Thursday, January 05, 2006

Every Phone in America

A recent post by FuturePundit gave me a distinct feeling of deja vu. The following passage from Future Imperfect, a book manuscript I have had up on the web for several years, has just become topical:

---

The first step is to ask why, if phone taps are as useful as law enforcement spokesmen claim, there are so few of them and they produce so few convictions. …

The answer is not the reluctance of courts to authorize wiretaps. The National Security Agency, after all, gets its wiretaps authorized by a special court, widely reported to have never turned down a request. The answer is that wiretaps are very expensive. …

That problem has been solved. Software to convert speech into text is now widely available on the market. Using such software, you can have a computer listen, convert the speech to text, search the text for key words and phrases, and notify a human being if it gets a hit. Current commercial software is not very reliable unless it has first been trained by the user to his voice. But an error level that would be intolerable for using a computer to take dictation is more than adequate to pick up key words in a conversation. And the software is getting better.

Computers work cheap. If we assume that the average American spends half an hour a day on the phone–a number created out of thin air by averaging in two hours for teenagers and ten minutes for everyone else–that gives, on average, about six million phone conversations at any one time. Taking advantage of the wonders of mass production, it should be possible to produce enough dedicated computers to handle all of that for less than a billion dollars.

Every phone in America.

A Legal Digression: My Brief for the Bad Guys

Law enforcement agencies still have to get court orders for all of those wiretaps–and however friendly the courts may be, persuading judges that every phone in the country needs to be tapped, including theirs, might be a problem.
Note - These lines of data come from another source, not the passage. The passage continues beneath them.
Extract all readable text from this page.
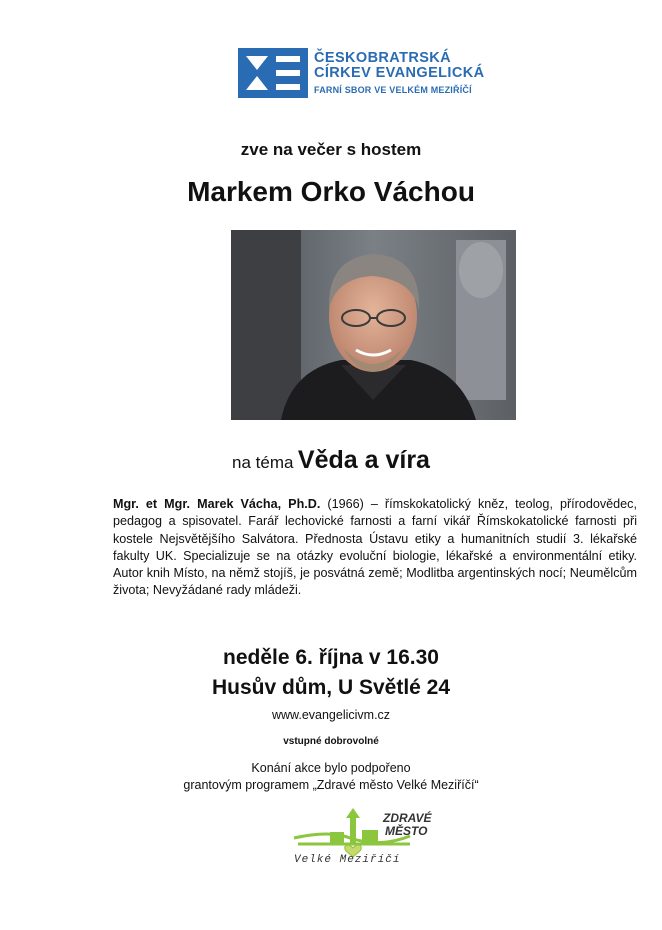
ČESKOBRATRSKÁ
CÍRKEV EVANGELICKÁ
FARNÍ SBOR VE VELKÉM MEZIŘÍČÍ
zve na večer s hostem
Markem Orko Váchou
na téma Věda a víra
Mgr. et Mgr. Marek Vácha, Ph.D. (1966) – římskokatolický kněz, teolog, přírodovědec, pedagog a spisovatel. Farář lechovické farnosti a farní vikář Římskokatolické farnosti při kostele Nejsvětějšího Salvátora. Přednosta Ústavu etiky a humanitních studií 3. lékařské fakulty UK. Specializuje se na otázky evoluční biologie, lékařské a environmentální etiky. Autor knih Místo, na němž stojíš, je posvátná země; Modlitba argentinských nocí; Neumělcům života; Nevyžádané rady mládeži.
neděle 6. října v 16.30
Husův dům, U Světlé 24
www.evangelicivm.cz
vstupné dobrovolné
Konání akce bylo podpořeno
grantovým programem „Zdravé město Velké Meziříčí“
ZDRAVÉ
MĚSTO
Velké Meziříčí
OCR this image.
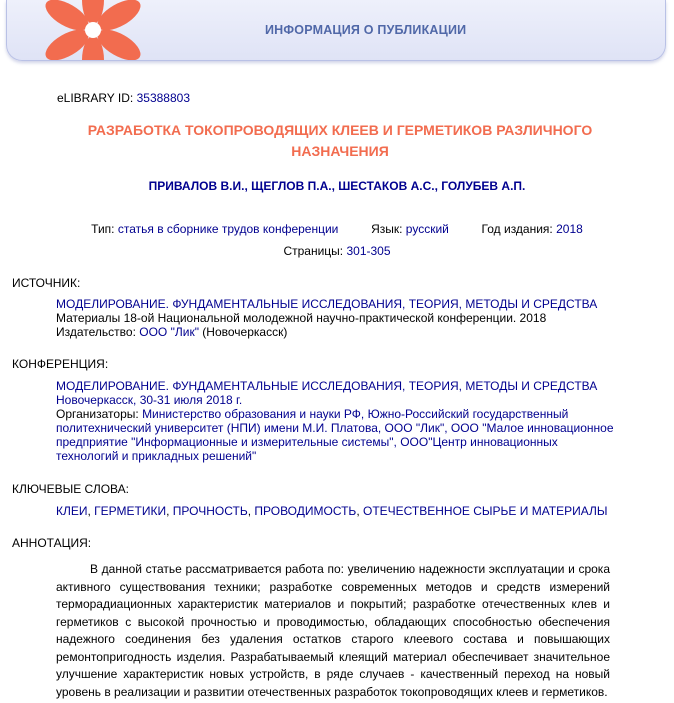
ИНФОРМАЦИЯ О ПУБЛИКАЦИИ
eLIBRARY ID: 35388803
РАЗРАБОТКА ТОКОПРОВОДЯЩИХ КЛЕЕВ И ГЕРМЕТИКОВ РАЗЛИЧНОГО НАЗНАЧЕНИЯ
ПРИВАЛОВ В.И., ЩЕГЛОВ П.А., ШЕСТАКОВ А.С., ГОЛУБЕВ А.П.
Тип: статья в сборнике трудов конференции	Язык: русский	Год издания: 2018
Страницы: 301-305
ИСТОЧНИК:
МОДЕЛИРОВАНИЕ. ФУНДАМЕНТАЛЬНЫЕ ИССЛЕДОВАНИЯ, ТЕОРИЯ, МЕТОДЫ И СРЕДСТВА
Материалы 18-ой Национальной молодежной научно-практической конференции. 2018
Издательство: ООО "Лик" (Новочеркасск)
КОНФЕРЕНЦИЯ:
МОДЕЛИРОВАНИЕ. ФУНДАМЕНТАЛЬНЫЕ ИССЛЕДОВАНИЯ, ТЕОРИЯ, МЕТОДЫ И СРЕДСТВА
Новочеркасск, 30-31 июля 2018 г.
Организаторы: Министерство образования и науки РФ, Южно-Российский государственный политехнический университет (НПИ) имени М.И. Платова, ООО "Лик", ООО "Малое инновационное предприятие "Информационные и измерительные системы", ООО"Центр инновационных технологий и прикладных решений"
КЛЮЧЕВЫЕ СЛОВА:
КЛЕИ, ГЕРМЕТИКИ, ПРОЧНОСТЬ, ПРОВОДИМОСТЬ, ОТЕЧЕСТВЕННОЕ СЫРЬЕ И МАТЕРИАЛЫ
АННОТАЦИЯ:
В данной статье рассматривается работа по: увеличению надежности эксплуатации и срока активного существования техники; разработке современных методов и средств измерений терморадиационных характеристик материалов и покрытий; разработке отечественных клев и герметиков с высокой прочностью и проводимостью, обладающих способностью обеспечения надежного соединения без удаления остатков старого клеевого состава и повышающих ремонтопригодность изделия. Разрабатываемый клеящий материал обеспечивает значительное улучшение характеристик новых устройств, в ряде случаев - качественный переход на новый уровень в реализации и развитии отечественных разработок токопроводящих клеев и герметиков.
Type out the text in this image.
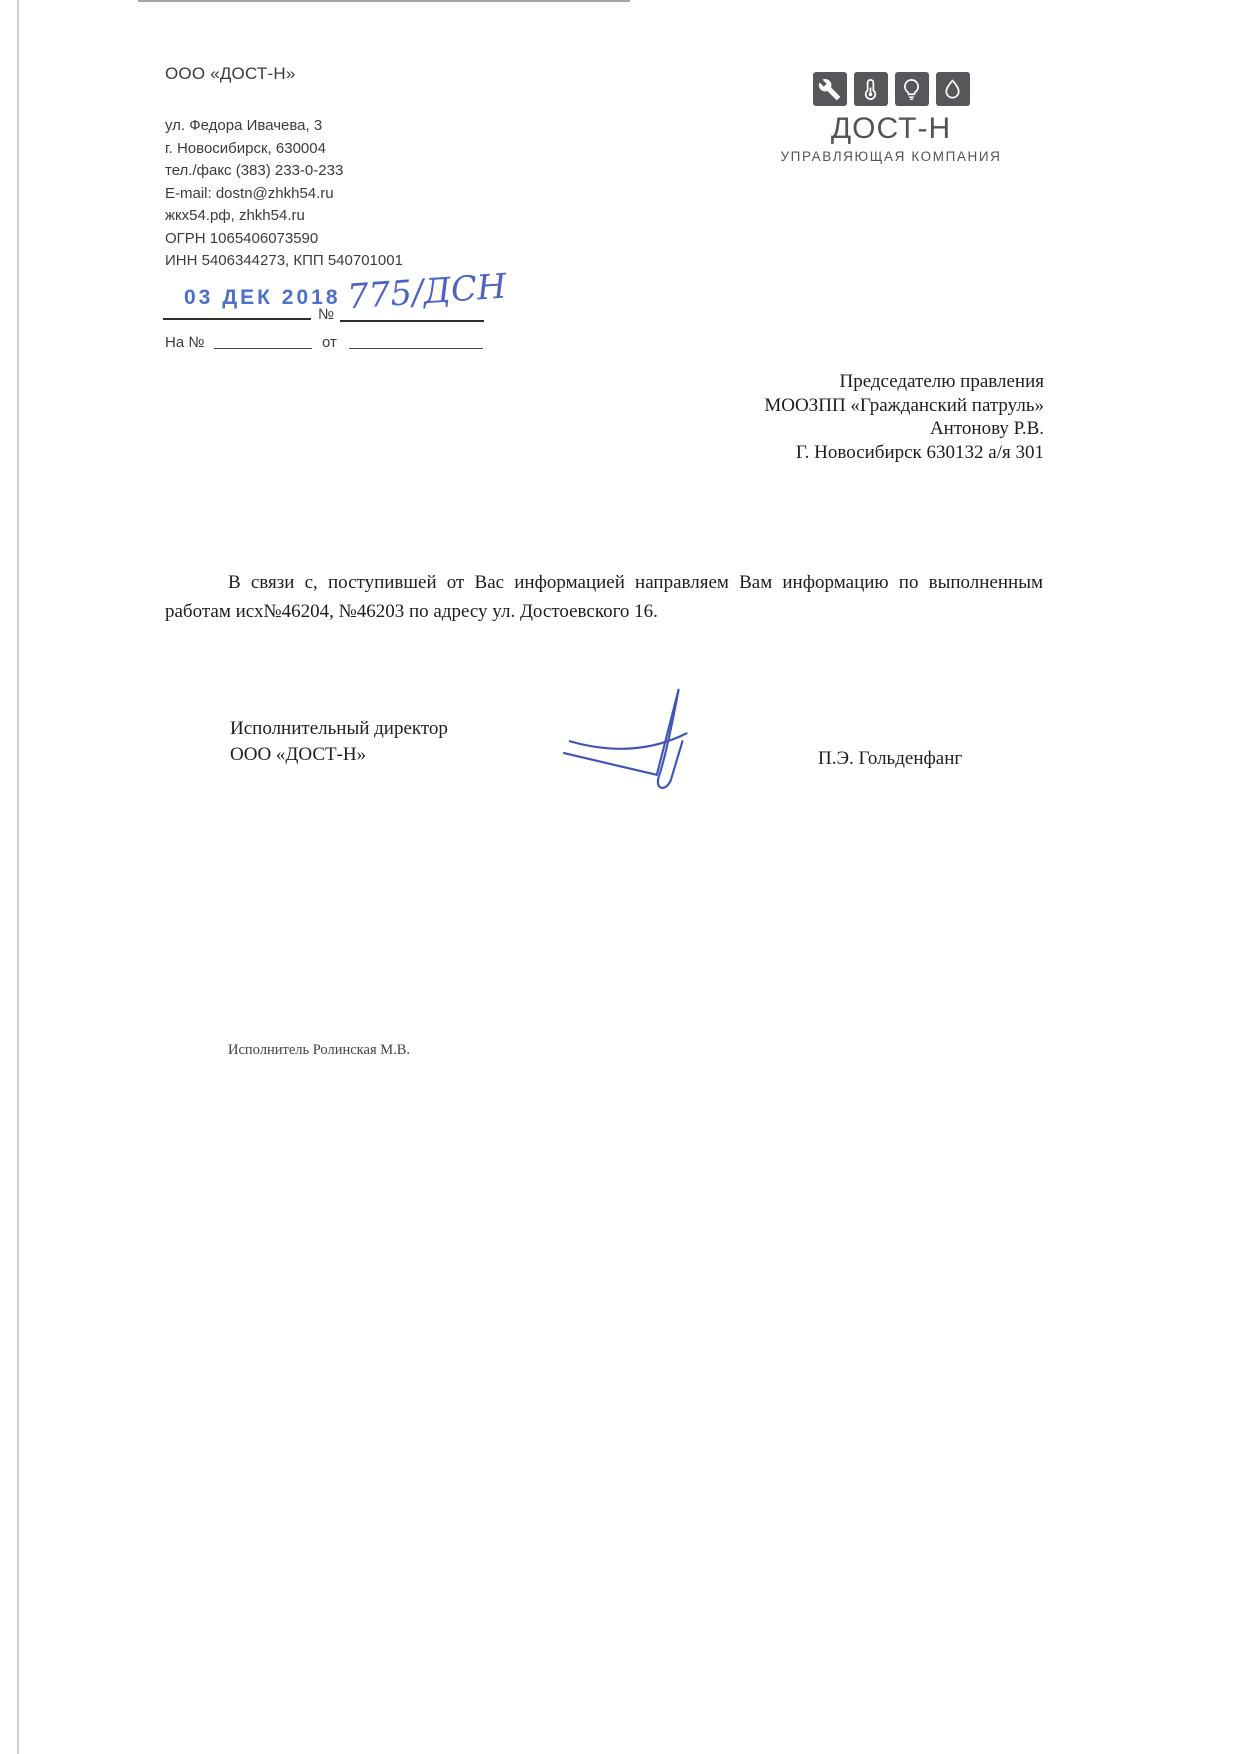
ООО «ДОСТ-Н»
ул. Федора Ивачева, 3
г. Новосибирск, 630004
тел./факс (383) 233-0-233
E-mail: dostn@zhkh54.ru
жкх54.рф, zhkh54.ru
ОГРН 1065406073590
ИНН 5406344273, КПП 540701001
ДОСТ-Н
УПРАВЛЯЮЩАЯ КОМПАНИЯ
03 ДЕК 2018
№ 775/ДСН
На №	от
Председателю правления
МООЗПП «Гражданский патруль»
Антонову Р.В.
Г. Новосибирск 630132 а/я 301
В связи с, поступившей от Вас информацией направляем Вам информацию по выполненным работам исх№46204, №46203 по адресу ул. Достоевского 16.
Исполнительный директор
ООО «ДОСТ-Н»	П.Э. Гольденфанг
Исполнитель Ролинская М.В.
Or perhaps not. A computer wiretap is not really an invasion of privacy–nobody is listening. Why should it require a search warrant? If I were an attorney for the FBI, facing a friendly judiciary, I would argue that a computerized tap is at most equivalent to a pen register, which keeps track of who calls whom and does not currently require a warrant. The tap only rises to the level of a search when a human being listens to the recorded conversation. Before doing so, the human being will, of course, go to a judge, offer the judge the computer's report on key words and phrases detected, and use that evidence to obtain a warrant. Thus law enforcement will be free to tap all our phones without recourse to the court system–until, of course, it finds evidence that we are doing something wrong. If we are doing nothing wrong, only a computer will hear our words–so why worry? What do we have to hide?

17 comments:

Anonymous said...

For all you know, your internet traffic is being monitored right now by for use in academic research or by some semiconductor company trying to optimize their broadband chipsets. I'd hope that if such activities are going on, they are randomizing the IP addresses so they can't correlate traffic patterns to a specific user. ;-)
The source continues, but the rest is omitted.